The Polish finance minister, Jacek Rostowski, has raised the prospect that the EU might split apart. German Chancellor Angela Merkel said if its common currency, the euro, failed, so too would Europe itself. And experts say the euro’s stability is by no means assured: George Osborne, the British chancellor, has said that only a few weeks remain to save it.

On Wednesday, Jose Manuel Barroso, the president of the European Commission, the EU’s executive arm, described the state of the union in unusually stark terms. The EU, he said, was facing the biggest challenge since its creation.

“We’re in a crucial moment in history,” he said. “If we do not move forward with more unification, we will suffer more fragmentation.”

None of these officials is predicting the EU’s demise. But it is a measure of the gravity of situation that they are discussing the possibility at all.
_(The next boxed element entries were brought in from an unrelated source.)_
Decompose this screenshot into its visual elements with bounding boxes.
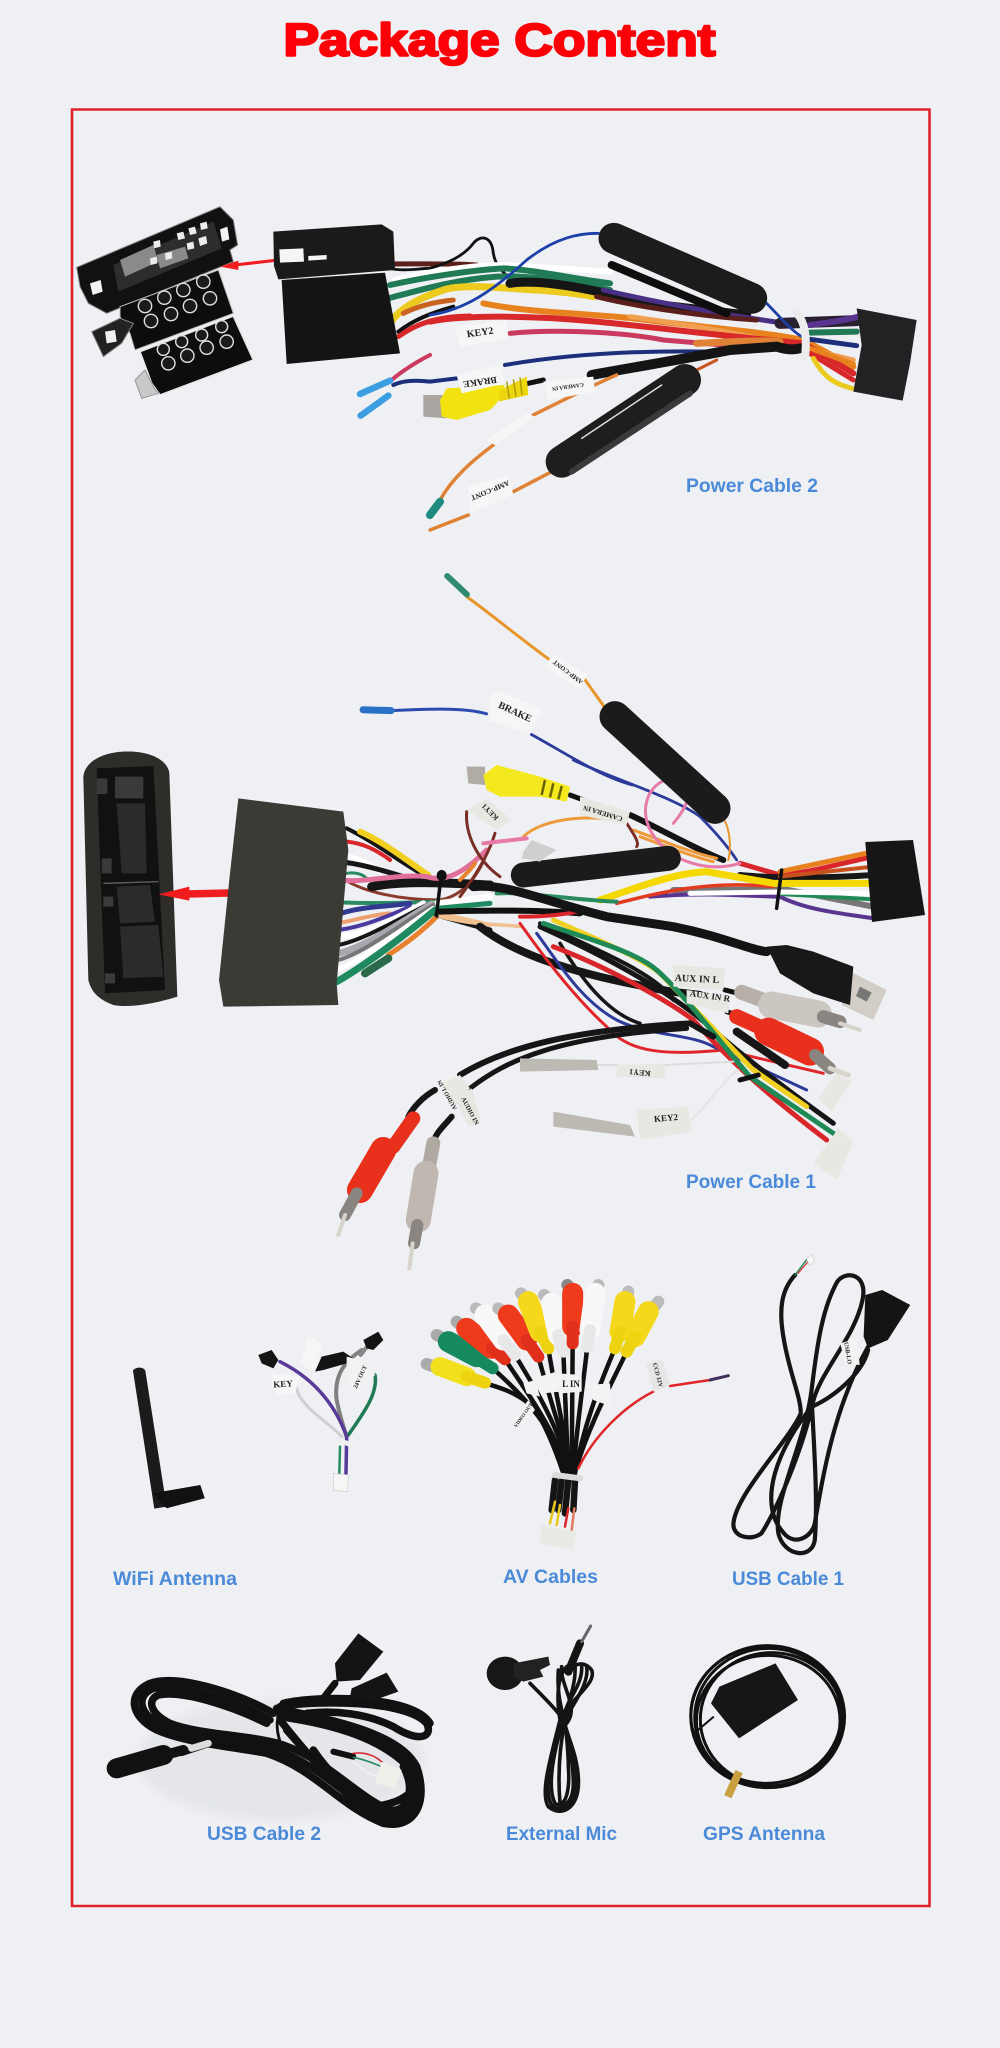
USB tag: [840, 1338, 860, 1365]
cable tag text: AUX IN L: AUX IN L: [674, 973, 720, 986]
cable tags: [453, 320, 595, 513]
icon: ISO connector: [77, 207, 253, 398]
icon: blue spade terminals: [360, 381, 390, 416]
AV cable tags and white plug: [513, 1359, 670, 1550]
left harness wires: [337, 828, 490, 982]
cable tag text: 24V OUT: 24V OUT: [353, 1365, 369, 1390]
cable tag text: AUDIO L IN: AUDIO L IN: [437, 1078, 459, 1110]
cable tag text: KEY: KEY: [273, 1378, 294, 1390]
cable tag text: CAMERA IN: CAMERA IN: [582, 803, 624, 823]
icon: filter box upper: [612, 238, 752, 313]
cable tag text: KEY2: KEY2: [466, 326, 494, 340]
icon: filter box diagonal: [615, 717, 715, 808]
icon: foam block: [219, 798, 348, 1007]
icon: lapel mic: [487, 1626, 592, 1811]
caption: GPS Antenna: GPS Antenna: [703, 1824, 825, 1845]
caption: WiFi Antenna: WiFi Antenna: [113, 1569, 237, 1590]
icon: AV cables bundle: [427, 1285, 728, 1530]
icon: black connector block: [273, 224, 400, 364]
icon: USB sockets: [335, 1633, 398, 1702]
caption: USB Cable 2: USB Cable 2: [207, 1824, 321, 1845]
cable tag text: KEY1: KEY1: [480, 802, 500, 822]
cable tag text: AMP-CONT: AMP-CONT: [469, 478, 511, 503]
icon: filter box lower: [562, 380, 690, 472]
red frame panel: [72, 110, 930, 1906]
panel: accessories row 2: [117, 1626, 845, 1845]
caption: Power Cable 1: Power Cable 1: [686, 1172, 816, 1193]
cable tag text: AUDIO IN: AUDIO IN: [459, 1096, 480, 1127]
icon: USB cable 1 coil: [733, 1258, 868, 1553]
icon: small white connector: [806, 1255, 815, 1265]
cable tag text: BRAKE: BRAKE: [496, 700, 534, 725]
arrow: red foam arrow: [158, 887, 258, 901]
icon: small key cable: [258, 1332, 383, 1492]
upper wires: [363, 576, 632, 785]
cable shadow: [137, 1700, 423, 1820]
icon: yellow RCA plug: [467, 765, 570, 802]
cable tag text: L IN: L IN: [562, 1379, 580, 1389]
panel: power cable 1: [83, 576, 925, 1268]
icon: spade terminals: [520, 1058, 635, 1137]
wire harness: [430, 233, 858, 530]
cable tag text: AMP-CONT: AMP-CONT: [551, 658, 585, 685]
wires left of harness: [388, 238, 610, 385]
cable tag text: VIDEO OUT: VIDEO OUT: [514, 1402, 535, 1429]
cable tag text: USB: USB-LO: [842, 1342, 852, 1365]
panel: accessories row 1: [113, 1255, 910, 1590]
icon: USB socket: [864, 1290, 910, 1348]
icon: USB plug: [767, 945, 887, 1020]
right harness wires: [408, 760, 873, 1143]
arrow: red connector arrow: [220, 260, 278, 270]
cable tag text: BRAKE: BRAKE: [462, 374, 497, 388]
caption: External Mic: External Mic: [506, 1824, 617, 1845]
caption: Power Cable 2: Power Cable 2: [686, 476, 818, 497]
icon: foam connector end view: [83, 751, 177, 1006]
cable tag text: CCD 12V: CCD 12V: [651, 1362, 663, 1389]
cable tag text: KEY1 lower: KEY1: [629, 1067, 651, 1078]
icon: right connector: [853, 308, 917, 401]
caption: AV Cables: AV Cables: [503, 1567, 598, 1588]
icon: filter box horizontal: [523, 858, 668, 875]
icon: GPS antenna: [691, 1646, 845, 1797]
icon: USB cable 2 coil: [117, 1681, 430, 1824]
icon: WiFi antenna: [133, 1368, 205, 1509]
panel: power cable 2: [77, 207, 917, 530]
cable tag text: AUX IN R: AUX IN R: [689, 988, 731, 1004]
title: Package Content: [284, 15, 716, 66]
icon: yellow RCA plug: [423, 377, 528, 420]
icon: grey and red RCA plugs: [338, 992, 860, 1268]
white plug connectors and cable tags: [440, 797, 853, 1180]
icon: white connector: [375, 1762, 402, 1788]
icon: right connector: [865, 840, 925, 922]
upper cable tags: [489, 654, 588, 734]
cable tag text: KEY2 lower: KEY2: [654, 1112, 679, 1124]
cable tag text: CAMERA IN: CAMERA IN: [552, 381, 584, 391]
icon: white plug behind filter: [522, 840, 557, 862]
caption: USB Cable 1: USB Cable 1: [732, 1569, 844, 1590]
Since the 1950s, the strengthening of European integration had seem slow and fitful, but also inexorable. In 1951, six countries formed the European Coal and Steel Community. In 1957, they established the European Economic Community.

In 1985, the Schengen Agreement was signed with the aim of abolishing checks at the borders between member countries. In 2002, the switch from national currencies to the euro went off without a hitch — and 17 nations now share the common currency.

Over time, the EU has grown from six countries to 27, and currently it is home to more than 500 million people.

The challenge now is how to manage a currency that covers 17 countries, and a borderless travel area of 25 — including some nations outside the EU — without strong central governance. As the EU is currently run, decisions must be approved unanimously, meaning a single country can block action.

That’s why Finland can throw a wrench into the Greek bailout negotiations and why the Netherlands has been able to block Serbian entrance into the group.

Without clearer rules, the EU will have to dramatically scale back its ambitions, says Karel Lannoo, the head of the Brussels-based Center for European Policy Studies.

“It needs to be much more consistent in the way it works as a federal structure,” he said Wednesday, citing the U.S. model where the hierarchy between states and the federal government is well-defined.

As it is, he said, some EU countries simply do not accept rules they do not like.

That same point was made by Barroso in his state of the union speech Wednesday to the European Parliament in Strasbourg, France, when he pleaded for stronger central governance and decried “the constraint of unanimity.”

“The pace of our joint endeavor cannot be dictated by the slowest,” he said.

These constraints have meant that European officials have consistently reacted more slowly and less decisively to the euro crisis than financial markets would have liked, exacerbating the situation and throwing the future of the euro in doubt. And when countries did not follow EU rules on budget deficits, contributing to the euro debt crisis, no federal structure sanctioned them.

Lannoo, the policy analyst, said he was “rather pessimistic” about the survival of the euro. But he does not agree that the collapse of the euro would mean the collapse of the European Union. It could continue, he says, maybe with fewer members as a free trade zone with common rules but no common currency.

Paul de Grauwe, an economics professor and EU expert at the Catholic University of Leuven in Belgium, says the EU faces a stark choice.

“One road is more integration to save the project, to save the Schengen zone and the monetary union,” de Grauwe said. “But there is a lot of opposition. It’s also possible that we take the other road, no further integration, and then we risk the collapse of these two experiments.”